Südafrika
Es tut sich was in Semonkong
»Gerettet!« war das Motto der Aktion »Kinder helfen Kindern« 2019 in Lesotho. Im Mittelpunkt stand das Kinderheim in Semonkong, das über weitere Fortschritte berichtet.
Seit der Sammlung sind einige Jahre vergangen. Gesundheitliche Probleme des Leitungspersonals haben die Umsetzung der Ziele verzögert. Doch in den letzten Monaten ist einiges geschafft worden.
Sicherheit
Eines der Ziele der Sammlung lautete: »Das Gelände muss umzäunt werden. Dann sind Spiel- und Landwirtschaftsbereiche sicher getrennt: nur die eigenen Tiere können dort weiden und die Kartoffelfelder bleiben geschützt.«
Da bisherige Zäune nicht stabil genug waren, wurde nun ein neuer Zaun gebaut, der die Häuser des Kinderheims sowie eine Gruppe von Cottages schützt. Es ist ein solider Stahlzaun, der nicht mehr von weidenden Tieren durchbrochen werden kann.
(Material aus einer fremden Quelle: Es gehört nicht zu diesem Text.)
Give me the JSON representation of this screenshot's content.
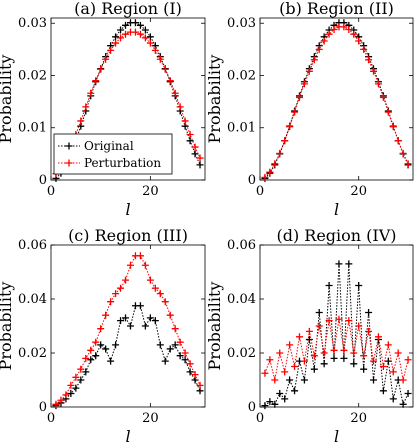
{
  "chart_data": [
    {
      "type": "line",
      "title": "(a) Region (I)",
      "xlabel": "l",
      "ylabel": "Probability",
      "xlim": [
        0,
        31
      ],
      "ylim": [
        0,
        0.031
      ],
      "xticks": [
        0,
        20
      ],
      "xtick_labels": [
        "0",
        "20"
      ],
      "yticks": [
        0,
        0.01,
        0.02,
        0.03
      ],
      "ytick_labels": [
        "0",
        "0.01",
        "0.02",
        "0.03"
      ],
      "legend": {
        "placement": "bottom-left",
        "entries": [
          "Original",
          "Perturbation"
        ]
      },
      "x": [
        1,
        2,
        3,
        4,
        5,
        6,
        7,
        8,
        9,
        10,
        11,
        12,
        13,
        14,
        15,
        16,
        17,
        18,
        19,
        20,
        21,
        22,
        23,
        24,
        25,
        26,
        27,
        28,
        29,
        30
      ],
      "series": [
        {
          "name": "Original",
          "color": "#000000",
          "values": [
            0.0003,
            0.0013,
            0.0029,
            0.005,
            0.0075,
            0.0103,
            0.0132,
            0.0161,
            0.0188,
            0.0213,
            0.0236,
            0.0257,
            0.0274,
            0.0287,
            0.0296,
            0.0301,
            0.0301,
            0.0296,
            0.0287,
            0.0274,
            0.0257,
            0.0236,
            0.0213,
            0.0188,
            0.0161,
            0.0132,
            0.0103,
            0.0075,
            0.005,
            0.0029
          ]
        },
        {
          "name": "Perturbation",
          "color": "#ff0000",
          "values": [
            0.0012,
            0.0025,
            0.0042,
            0.0063,
            0.0087,
            0.0113,
            0.014,
            0.0166,
            0.019,
            0.0212,
            0.0231,
            0.0248,
            0.0262,
            0.0272,
            0.0279,
            0.0283,
            0.0283,
            0.0279,
            0.0272,
            0.0262,
            0.0248,
            0.0231,
            0.0212,
            0.019,
            0.0166,
            0.014,
            0.0113,
            0.0087,
            0.0063,
            0.0042
          ]
        }
      ]
    },
    {
      "type": "line",
      "title": "(b) Region (II)",
      "xlabel": "l",
      "ylabel": "Probability",
      "xlim": [
        0,
        31
      ],
      "ylim": [
        0,
        0.031
      ],
      "xticks": [
        0,
        20
      ],
      "xtick_labels": [
        "0",
        "20"
      ],
      "yticks": [
        0,
        0.01,
        0.02,
        0.03
      ],
      "ytick_labels": [
        "0",
        "0.01",
        "0.02",
        "0.03"
      ],
      "x": [
        1,
        2,
        3,
        4,
        5,
        6,
        7,
        8,
        9,
        10,
        11,
        12,
        13,
        14,
        15,
        16,
        17,
        18,
        19,
        20,
        21,
        22,
        23,
        24,
        25,
        26,
        27,
        28,
        29,
        30
      ],
      "series": [
        {
          "name": "Original",
          "color": "#000000",
          "values": [
            0.0003,
            0.0013,
            0.0029,
            0.005,
            0.0075,
            0.0103,
            0.0132,
            0.0161,
            0.0188,
            0.0213,
            0.0236,
            0.0257,
            0.0274,
            0.0287,
            0.0296,
            0.0301,
            0.0301,
            0.0296,
            0.0287,
            0.0274,
            0.0257,
            0.0236,
            0.0213,
            0.0188,
            0.0161,
            0.0132,
            0.0103,
            0.0075,
            0.005,
            0.0029
          ]
        },
        {
          "name": "Perturbation",
          "color": "#ff0000",
          "values": [
            0.0005,
            0.0015,
            0.0031,
            0.0051,
            0.0075,
            0.0102,
            0.013,
            0.0158,
            0.0184,
            0.0208,
            0.023,
            0.025,
            0.0266,
            0.0279,
            0.0288,
            0.0293,
            0.0293,
            0.0288,
            0.0279,
            0.0266,
            0.025,
            0.023,
            0.0208,
            0.0184,
            0.0158,
            0.013,
            0.0102,
            0.0075,
            0.0051,
            0.0031
          ]
        }
      ]
    },
    {
      "type": "line",
      "title": "(c) Region (III)",
      "xlabel": "l",
      "ylabel": "Probability",
      "xlim": [
        0,
        31
      ],
      "ylim": [
        0,
        0.06
      ],
      "xticks": [
        0,
        20
      ],
      "xtick_labels": [
        "0",
        "20"
      ],
      "yticks": [
        0,
        0.02,
        0.04,
        0.06
      ],
      "ytick_labels": [
        "0",
        "0.02",
        "0.04",
        "0.06"
      ],
      "x": [
        1,
        2,
        3,
        4,
        5,
        6,
        7,
        8,
        9,
        10,
        11,
        12,
        13,
        14,
        15,
        16,
        17,
        18,
        19,
        20,
        21,
        22,
        23,
        24,
        25,
        26,
        27,
        28,
        29,
        30
      ],
      "series": [
        {
          "name": "Original",
          "color": "#000000",
          "values": [
            0.0005,
            0.0015,
            0.003,
            0.005,
            0.007,
            0.01,
            0.013,
            0.0175,
            0.019,
            0.023,
            0.0215,
            0.017,
            0.023,
            0.032,
            0.033,
            0.03,
            0.0375,
            0.0375,
            0.03,
            0.033,
            0.032,
            0.023,
            0.017,
            0.0215,
            0.023,
            0.019,
            0.0175,
            0.013,
            0.01,
            0.006
          ]
        },
        {
          "name": "Perturbation",
          "color": "#ff0000",
          "values": [
            0.001,
            0.0025,
            0.0045,
            0.008,
            0.011,
            0.014,
            0.018,
            0.021,
            0.024,
            0.029,
            0.034,
            0.039,
            0.042,
            0.044,
            0.047,
            0.0525,
            0.056,
            0.056,
            0.0525,
            0.047,
            0.044,
            0.042,
            0.039,
            0.034,
            0.029,
            0.024,
            0.02,
            0.016,
            0.012,
            0.008
          ]
        }
      ]
    },
    {
      "type": "line",
      "title": "(d) Region (IV)",
      "xlabel": "l",
      "ylabel": "Probability",
      "xlim": [
        0,
        31
      ],
      "ylim": [
        0,
        0.06
      ],
      "xticks": [
        0,
        20
      ],
      "xtick_labels": [
        "0",
        "20"
      ],
      "yticks": [
        0,
        0.02,
        0.04,
        0.06
      ],
      "ytick_labels": [
        "0",
        "0.02",
        "0.04",
        "0.06"
      ],
      "x": [
        1,
        2,
        3,
        4,
        5,
        6,
        7,
        8,
        9,
        10,
        11,
        12,
        13,
        14,
        15,
        16,
        17,
        18,
        19,
        20,
        21,
        22,
        23,
        24,
        25,
        26,
        27,
        28,
        29,
        30
      ],
      "series": [
        {
          "name": "Original",
          "color": "#000000",
          "values": [
            0.0005,
            0.002,
            0.001,
            0.005,
            0.003,
            0.01,
            0.006,
            0.017,
            0.01,
            0.025,
            0.014,
            0.035,
            0.016,
            0.045,
            0.018,
            0.053,
            0.018,
            0.053,
            0.016,
            0.045,
            0.014,
            0.035,
            0.01,
            0.025,
            0.006,
            0.017,
            0.003,
            0.01,
            0.001,
            0.005
          ]
        },
        {
          "name": "Perturbation",
          "color": "#ff0000",
          "values": [
            0.0125,
            0.0175,
            0.01,
            0.02,
            0.013,
            0.023,
            0.015,
            0.026,
            0.017,
            0.028,
            0.019,
            0.03,
            0.02,
            0.032,
            0.021,
            0.0325,
            0.021,
            0.032,
            0.02,
            0.03,
            0.019,
            0.028,
            0.017,
            0.026,
            0.015,
            0.023,
            0.013,
            0.02,
            0.01,
            0.0175
          ]
        }
      ]
    }
  ]
}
Um die landwirtschaftlich genutzten Flächen wurde ein weiterer Zaun mit haltbaren Stahlpfosten und einem scharfkantigen Stahlgeflecht gebaut, der ebenfalls frei herumlaufende Tiere abhält und den Nachbarn zeigt, wo die Ernte dem Kinderheim gehört.
Ein weiterer Sicherheitsaspekt ist die nächtliche Beleuchtung. In Semonkong wird nämlich nachts von 22 Uhr bis 8 Uhr morgens der Strom abgestellt. Dann ist es stockdunkel auf dem Gelände. Deshalb wurden Laternen mit Solarbetrieb aufgestellt, sodass man zum Beispiel gefahrlos die Außentoiletten erreichen kann.
Landwirtschaft
Ein weiteres Ziel hieß: »Die Landwirtschaft muss für die Selbstversorgung weiter ausgebaut werden.«
Neben Hühnern gibt es jetzt auch Schweine, sodass es gelegentlich auch Fleisch geben kann. Jetzt, wo das Gelände umzäunt ist, können auch mehr Mais, Kartoffeln und Gemüse angebaut werden. Aber die Vegetationsperiode ist auf 2.200 Metern Höhe kurz. Darum müssen viele Pflanzen vorgezogen werden. Dafür war das bisherige Gewächshaus zu klein. Der Bauplatz für ein neues größeres Gewächshaus ist hergerichtet und alle Materialien sind vorbereitet. Demnächst kann mit dem Aufbau begonnen werden. Kürzere Wege zu den Feldern und eine Bewässerungsanlage werden die Arbeit erleichtern.
Baumaßnahmen
Auch einige Reparaturen und Baumaßnahmen sollten durch die Sammlung finanziert werden. Zum Beispiel gab es etliche Probleme im Wohnhaus der älteren Jungen. Inzwischen hat man entschieden, das Haus ganz aufzugeben. Die Jungs sind in das ehemalige Mitarbeitenden-Wohnhaus gezogen. Das frühere Krankenhaus, das durch einen Brand beschädigt wurde, soll als nächstes instandgesetzt werden. Da die tragende Bausubstanz gut erhalten ist, muss vor allem der Innenausbau erneuert werden. Dort werden in Zukunft die Mitarbeitenden wohnen. Dafür werden wir die nächsten Gelder bereitstellen. Von den Fortschritten werden wir weiterhin berichten.